かねやんの亜細亜探訪

さすらうサラリーマンが、亜細亜のこと、ロックのこと、その他いろいろ書いてみたいと思ってますが、どうなることやら。

王羲之と顔真卿

2021年01月20日 | Books


本書は、太陽別冊で、興味のある本を探す中で、ゲット。
ちょうど2年前に開催されていた顔真卿展に合わせて、出ていたようだ。

編集者は、漢文の素養がないと謙遜されているが、そのようなアマチュアに打ってつけの、書道導入本になっている。

取り上げるのは、主に、王義之と顔真卿であるが、その周辺、特に、行書、楷書の創成期の日中の書道家について、バランスよく解説してあるほか、その他の知識、例えば、拓本の取り方とか、諸書法についても、適度に触れられており、本書1冊読めば、書道の基礎知識を一通り得ることができるようになっている。

それにしても、2年前の顔真卿展はすごかった。
台湾でもめったに拝む機会のない逸品を、じっくりと鑑賞できたのだから。
その他にも、中国の名品が、日本の各所に保存されていることに驚く。
それほど、中国の書へのあこがれが、時代を問わず、強かった。
正倉院にも、多くが失われてしまったが、唐から持ち込まれた超一流の書が収められていた。
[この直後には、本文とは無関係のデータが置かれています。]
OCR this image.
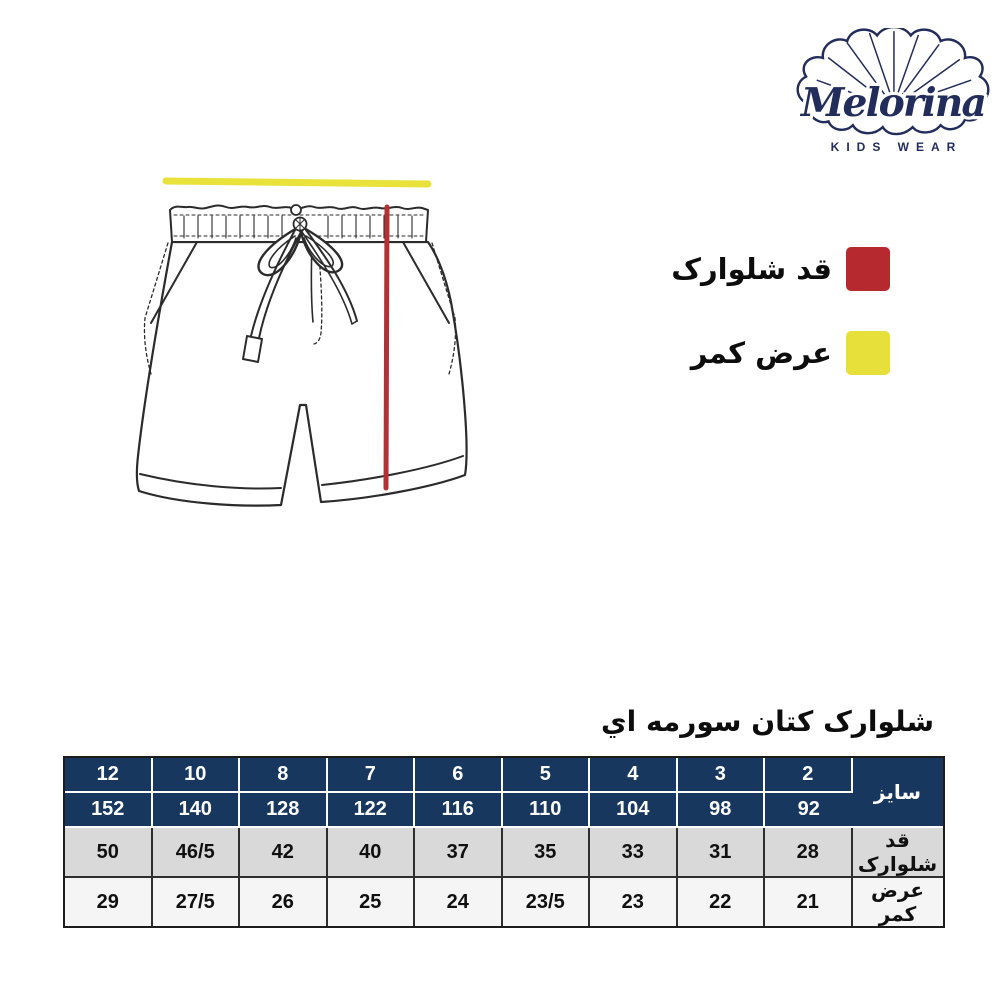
Melorina
KIDS WEAR
قد شلوارک
عرض کمر
شلوارک کتان سورمه اي
12	10	8	7	6	5	4	3	2	سایز
152	140	128	122	116	110	104	98	92	
50	46/5	42	40	37	35	33	31	28	قد شلوارک
29	27/5	26	25	24	23/5	23	22	21	عرض کمر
本書を見て思うのは、まさに今我々が使っている漢字が確立したのが、王義之の書を基本にして発展させた唐時代の書家によるもので、それが、遣唐使により輸入され、定着したということ。
そして、それを、空海、嵯峨天皇、橘逸勢(たちばなのはやなり)の3筆が確立させ、小野道風(おののみちかぜ)、藤原佐理(ふじわらのすけまさ)、藤原行成(ふじわらのゆきなり)が、行書、草書も織り交ぜた書体に発展させ、和様(ひらがな)の書に昇華させた。
遣唐使の時代が終わり、日本独自の文化の花が咲いた。

書とは?と思われる方は、是非、まず本書をお勧めしたい。
写真類がきれいなので、印象にも残ると思う。